In a speech before the recent National Association of Community Health Centers Forum, HRSA Administrator Elizabeth M. Duke outlined some current plans for the agency. She emphasized that in FY 2008, HRSA will continue to support the development of new sites and the expansion of services.
So far, HRSA is supporting:
· 42 New Access Point awards, worth about $25 million with more than 250 applications received
· 20 Expanded Medical Capacity grants, worth about $10 million with 220 applications received
· 160 grants worth $30 million for Service Expansion. The breakdown is 60 grants for Mental Health/Substance Abuse grants, 60 Oral Health grants, and 40 Pharmacy grants. 600 applications were received
· 25 planning grants worth $2 million with 100 planning grants received
In addition, HRSA will continue to implement health IT by awarding $20 million in grants to Health Center Controlled Networks. The agency expects to award more than $7 million to current grantees to continue ongoing projects with $13 million in new grants. The agency has already awarded HIT planning, implementation, and innovation grants worth $3 million. HRSA is going to make available $10 million on one time High Impact Grants to help health center networks or large health centers implement HIT systems.

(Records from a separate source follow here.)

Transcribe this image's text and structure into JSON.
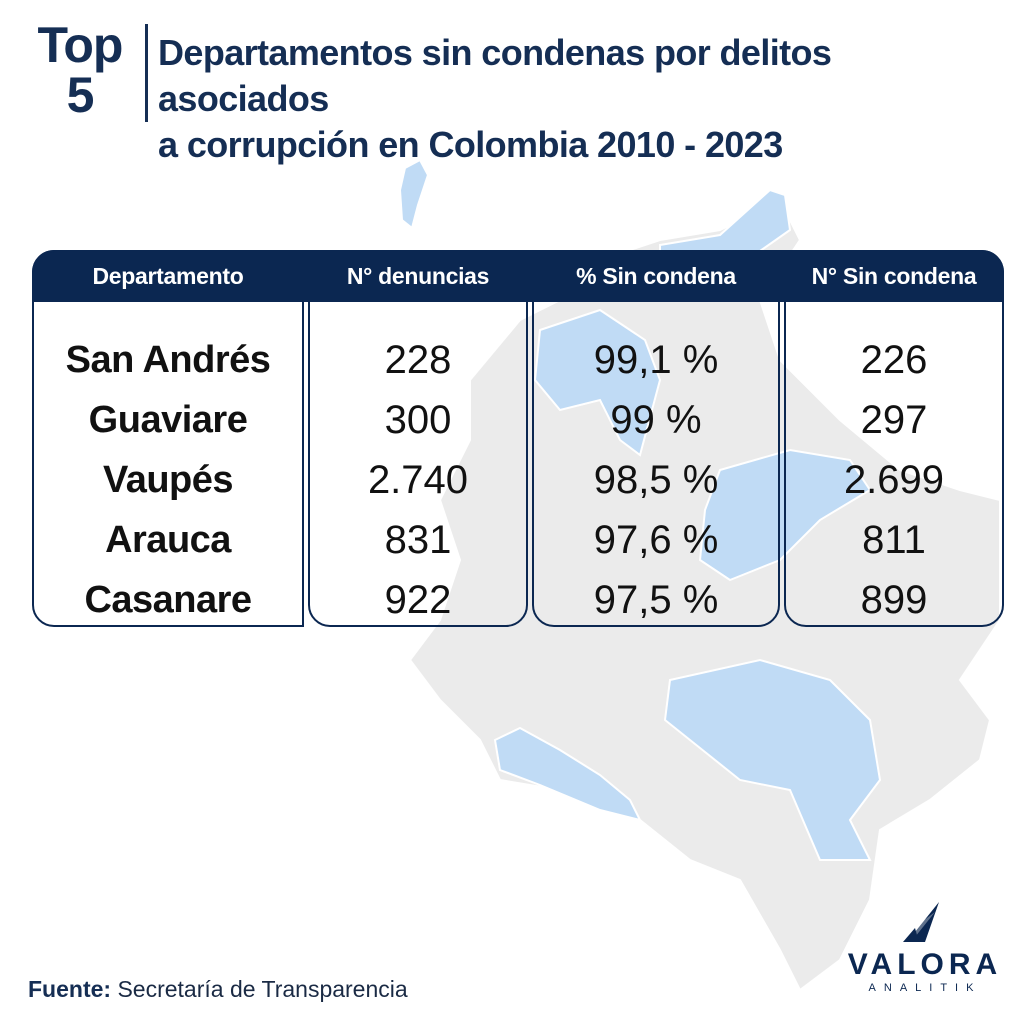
{
  "header": {
    "badge_line1": "Top",
    "badge_line2": "5",
    "title_line1": "Departamentos sin condenas por delitos asociados",
    "title_line2": "a corrupción en Colombia 2010 - 2023"
  },
  "colors": {
    "navy": "#0b2751",
    "map_gray": "#ebebeb",
    "map_highlight": "#c0dbf5"
  },
  "chart_data": {
    "type": "table",
    "columns": [
      "Departamento",
      "N° denuncias",
      "% Sin condena",
      "N° Sin condena"
    ],
    "rows": [
      [
        "San Andrés",
        "228",
        "99,1 %",
        "226"
      ],
      [
        "Guaviare",
        "300",
        "99 %",
        "297"
      ],
      [
        "Vaupés",
        "2.740",
        "98,5 %",
        "2.699"
      ],
      [
        "Arauca",
        "831",
        "97,6 %",
        "811"
      ],
      [
        "Casanare",
        "922",
        "97,5 %",
        "899"
      ]
    ]
  },
  "footer": {
    "label": "Fuente:",
    "source": "Secretaría de Transparencia"
  },
  "logo": {
    "name": "VALORA",
    "sub": "ANALITIK"
  }
}
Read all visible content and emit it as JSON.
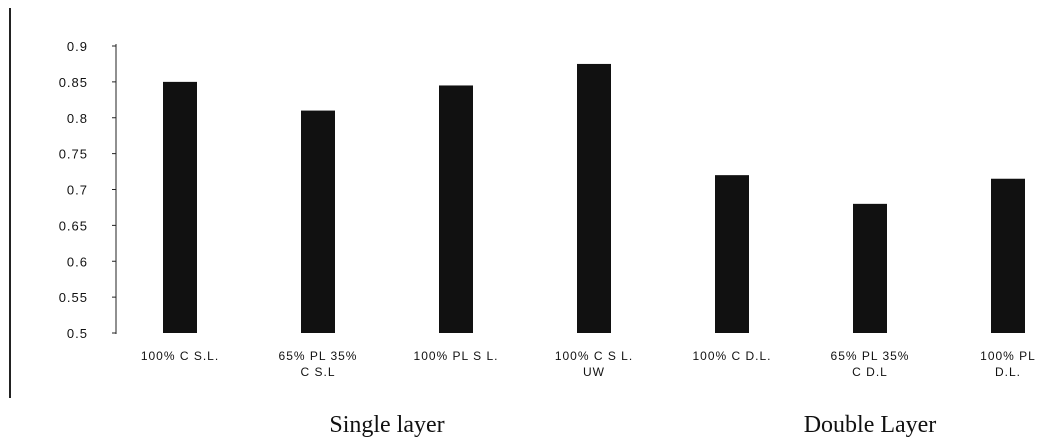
{
  "chart_data": {
    "type": "bar",
    "categories": [
      [
        "100% C  S.L."
      ],
      [
        "65% PL 35%",
        "C S.L"
      ],
      [
        "100% PL S L."
      ],
      [
        "100% C S  L.",
        "UW"
      ],
      [
        "100% C  D.L."
      ],
      [
        "65% PL 35%",
        "C D.L"
      ],
      [
        "100% PL",
        "D.L."
      ]
    ],
    "values": [
      0.85,
      0.81,
      0.845,
      0.875,
      0.72,
      0.68,
      0.715
    ],
    "ylim": [
      0.5,
      0.9
    ],
    "yticks": [
      "0.5",
      "0.55",
      "0.6",
      "0.65",
      "0.7",
      "0.75",
      "0.8",
      "0.85",
      "0.9"
    ],
    "title": "",
    "xlabel": "",
    "ylabel": "",
    "groups": [
      {
        "label": "Single layer",
        "span": [
          0,
          3
        ]
      },
      {
        "label": "Double Layer",
        "span": [
          4,
          6
        ]
      }
    ],
    "grid": false,
    "legend": "none",
    "bar_color": "#111111"
  }
}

According to Duke, the HRSA FY 2009 proposed budget would provide a $26 million increase to health centers to just over $2 billion. The increase would fund up to 40 new health centers in high poverty areas that currently have no health center sites and up to 25 planning grants to help community-based organization in these areas win grants in future competitions.
As for quality, the HRSA agenda is focusing on improving patient outcomes. HRSA has selected its first set of “Core Clinical Quality Performance and Improvement Measures”. The goal was to develop Core measure that could be reported on by all HRSA programs that deliver direct clinical care. The first set of six Core measures have been incorporated into the 2008 UDS reporting, and will be due in mid 2009.

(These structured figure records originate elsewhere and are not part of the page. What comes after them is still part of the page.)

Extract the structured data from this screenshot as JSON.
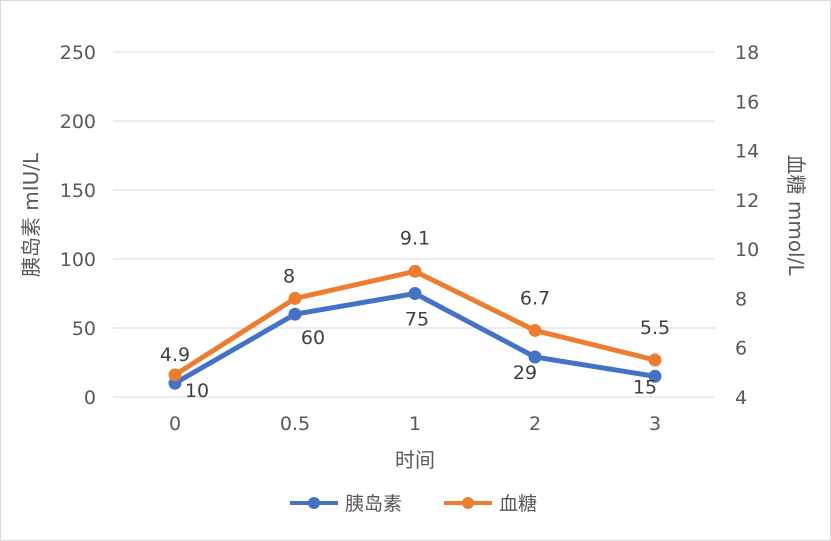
{
  "chart_data": {
    "type": "line",
    "x": [
      "0",
      "0.5",
      "1",
      "2",
      "3"
    ],
    "xlabel": "时间",
    "y_left": {
      "label": "胰岛素 mIU/L",
      "ylim": [
        0,
        250
      ],
      "ticks": [
        0,
        50,
        100,
        150,
        200,
        250
      ]
    },
    "y_right": {
      "label": "血糖 mmol/L",
      "ylim": [
        4,
        18
      ],
      "ticks": [
        4,
        6,
        8,
        10,
        12,
        14,
        16,
        18
      ]
    },
    "grid": true,
    "legend_position": "bottom",
    "series": [
      {
        "name": "胰岛素",
        "axis": "left",
        "color": "#4472C4",
        "values": [
          10,
          60,
          75,
          29,
          15
        ],
        "labels": [
          "10",
          "60",
          "75",
          "29",
          "15"
        ]
      },
      {
        "name": "血糖",
        "axis": "right",
        "color": "#ED7D31",
        "values": [
          4.9,
          8,
          9.1,
          6.7,
          5.5
        ],
        "labels": [
          "4.9",
          "8",
          "9.1",
          "6.7",
          "5.5"
        ]
      }
    ]
  }
}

HRSA’s Center for Quality and Office of Pharmacy Affairs is moving forward on the new “Patient Safety and Pharmacy Collaborative” to improve health outcomes, patient safety, and to increase clinical pharmacy services. The Collaborative was launched in 2007, and since then HRSA teams have been visiting high performing health centers, hospitals, and other healthcare organizations to see how they maintain good outcomes for their patients. This study process will conclude as the end of April.
In keeping with HRSA’s goal to help underserved populations, a new rule “Designation of Medically Underserved Populations and Health Professional Shortage Areas” was proposed in the February 29th issue of the Federal Register. Basically, the new rule will improve the way that underserved areas and populations are designated and target federal resources to the people and communities that need them the most. Comments on the rule will be accepted within the 60 day period following the Federal Register announcement.